Wednesday, 22 January 2014
Labour's cost blow out to hike transport fares 22%
· Analysis shows Labor’s unfunded policy announcement massively undercosted
· Operational costs doubled, capital costs ignored by Labor
· Fares to rise 22% to fund Labor’s latest bungled transport promise
Daniel Andrews and Labor have once again shown Victorians that they can’t manage money or major projects, with their latest unfunded transport promise expected to hike public transport fares by 22 per cent, Treasurer
Michael O’Brien said today.
In news reports this week, Opposition Leader Daniel Andrews claimed his weekend transport promise was costed at $50 million.
“[It] may well be significantly less than that”, Mr Andrews said (Nine news, 20 January 2014).
However, information from Public Transport Victoria (PTV) and the Department of Justice reveals that Labor’s costings are completely wrong.
“Daniel Andrews’ latest election thought-bubble is one that he cannot pay for, so Victorian transport users will be left with the bill,” Mr O’Brien said.
Mr O’Brien said operating costs for Labor’s proposal would be $102.2 million; more than double Labor’s claim.
“This blow out alone would cause a 14.7 per cent across the board fare increase to all PTV passengers to pay for Labor’s promise,” Mr O’Brien said.
In addition, disruption to maintenance schedules caused by 24 hour weekend train operations would necessitate additional rolling stock at a capital cost of $192 million.
“Labor has forgotten that train maintenance occurs during non-operational periods.
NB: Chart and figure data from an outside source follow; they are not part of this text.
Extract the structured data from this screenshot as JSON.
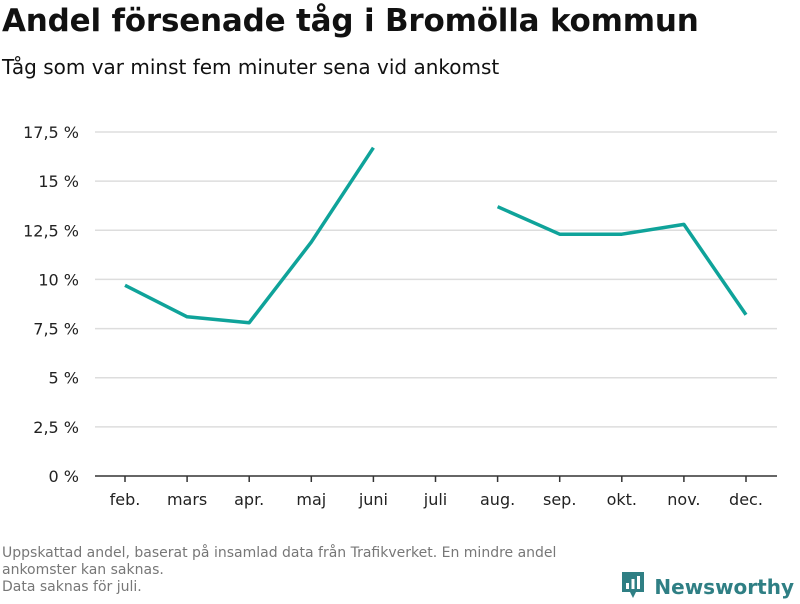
{
  "header": {
    "title": "Andel försenade tåg i Bromölla kommun",
    "subtitle": "Tåg som var minst fem minuter sena vid ankomst"
  },
  "footnote": {
    "line1": "Uppskattad andel, baserat på insamlad data från Trafikverket. En mindre andel ankomster kan saknas.",
    "line2": "Data saknas för juli."
  },
  "brand": {
    "name": "Newsworthy",
    "icon": "newsworthy-logo-icon",
    "color": "#2f7f84"
  },
  "chart_data": {
    "type": "line",
    "categories": [
      "feb.",
      "mars",
      "apr.",
      "maj",
      "juni",
      "juli",
      "aug.",
      "sep.",
      "okt.",
      "nov.",
      "dec."
    ],
    "series": [
      {
        "values": [
          9.7,
          8.1,
          7.8,
          11.9,
          16.7,
          null,
          13.7,
          12.3,
          12.3,
          12.8,
          8.2
        ],
        "color": "#0fa39a"
      }
    ],
    "yticks": [
      0,
      2.5,
      5,
      7.5,
      10,
      12.5,
      15,
      17.5
    ],
    "ytick_labels": [
      "0 %",
      "2,5 %",
      "5 %",
      "7,5 %",
      "10 %",
      "12,5 %",
      "15 %",
      "17,5 %"
    ],
    "ylim": [
      0,
      17.5
    ],
    "grid": true,
    "gridColor": "#dddddd",
    "axisColor": "#333333"
  }
}
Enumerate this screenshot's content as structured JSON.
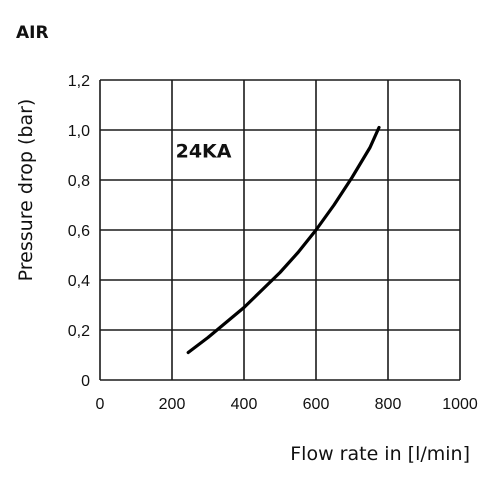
{
  "chart_data": {
    "type": "line",
    "heading": "AIR",
    "xlabel": "Flow rate in [l/min]",
    "ylabel": "Pressure drop (bar)",
    "xlim": [
      0,
      1000
    ],
    "ylim": [
      0,
      1.2
    ],
    "x_ticks": [
      "0",
      "200",
      "400",
      "600",
      "800",
      "1000"
    ],
    "y_ticks": [
      "0",
      "0,2",
      "0,4",
      "0,6",
      "0,8",
      "1,0",
      "1,2"
    ],
    "grid": true,
    "series": [
      {
        "name": "24KA",
        "x": [
          245,
          300,
          350,
          400,
          450,
          500,
          550,
          600,
          650,
          700,
          750,
          775
        ],
        "y": [
          0.11,
          0.17,
          0.23,
          0.29,
          0.36,
          0.43,
          0.51,
          0.6,
          0.7,
          0.81,
          0.93,
          1.01
        ]
      }
    ]
  }
}
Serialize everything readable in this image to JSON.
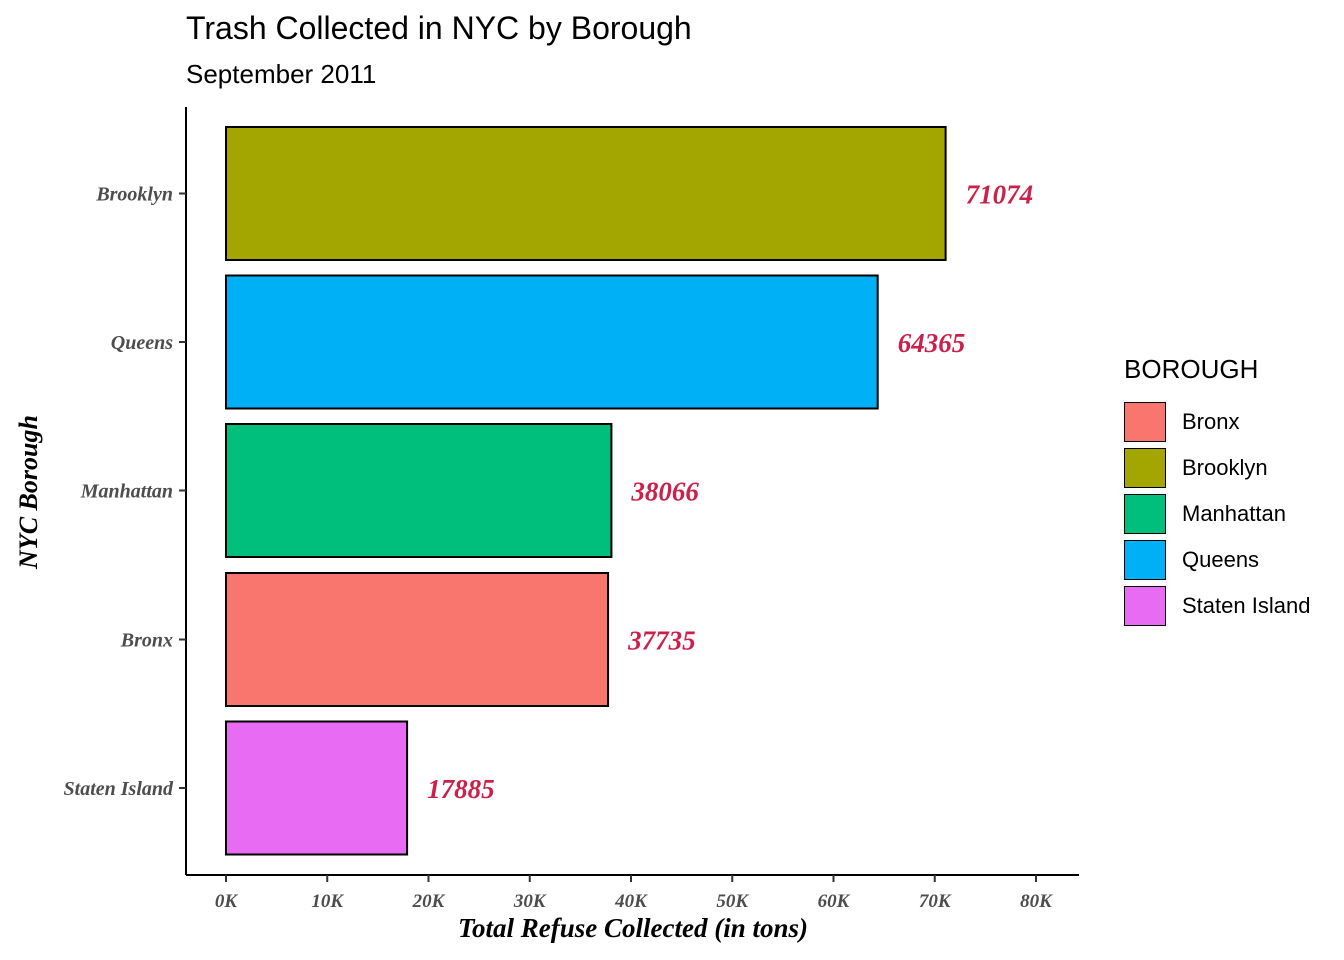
{
  "chart_data": {
    "type": "bar",
    "orientation": "horizontal",
    "title": "Trash Collected in NYC by Borough",
    "subtitle": "September 2011",
    "xlabel": "Total Refuse Collected (in tons)",
    "ylabel": "NYC Borough",
    "xlim": [
      0,
      80000
    ],
    "x_ticks": [
      0,
      10000,
      20000,
      30000,
      40000,
      50000,
      60000,
      70000,
      80000
    ],
    "x_tick_labels": [
      "0K",
      "10K",
      "20K",
      "30K",
      "40K",
      "50K",
      "60K",
      "70K",
      "80K"
    ],
    "categories": [
      "Brooklyn",
      "Queens",
      "Manhattan",
      "Bronx",
      "Staten Island"
    ],
    "values": [
      71074,
      64365,
      38066,
      37735,
      17885
    ],
    "data_labels": [
      "71074",
      "64365",
      "38066",
      "37735",
      "17885"
    ],
    "colors": [
      "#a3a500",
      "#00b0f6",
      "#00bf7d",
      "#f8766d",
      "#e76bf3"
    ],
    "data_label_color": "#cc1f4a",
    "grid": false,
    "legend": {
      "title": "BOROUGH",
      "placement": "right",
      "items": [
        {
          "label": "Bronx",
          "color": "#f8766d"
        },
        {
          "label": "Brooklyn",
          "color": "#a3a500"
        },
        {
          "label": "Manhattan",
          "color": "#00bf7d"
        },
        {
          "label": "Queens",
          "color": "#00b0f6"
        },
        {
          "label": "Staten Island",
          "color": "#e76bf3"
        }
      ]
    }
  }
}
Their policy would require more trains beyond what the Coalition Government is already delivering,” Mr O’Brien said.
“Even allowing for capital costs to be spread over 4 years, would require a further annual fare increase of 7.3 per cent.
“Victorian public transport users face a fare hike of 22 per cent to pay for Labor’s unfunded promises. Victorian families can’t afford Daniel Andrews and Labor,” Mr O’Brien said.
“This shows that Labor has learnt nothing from their previous major project disasters such as Myki and the desalination plant.”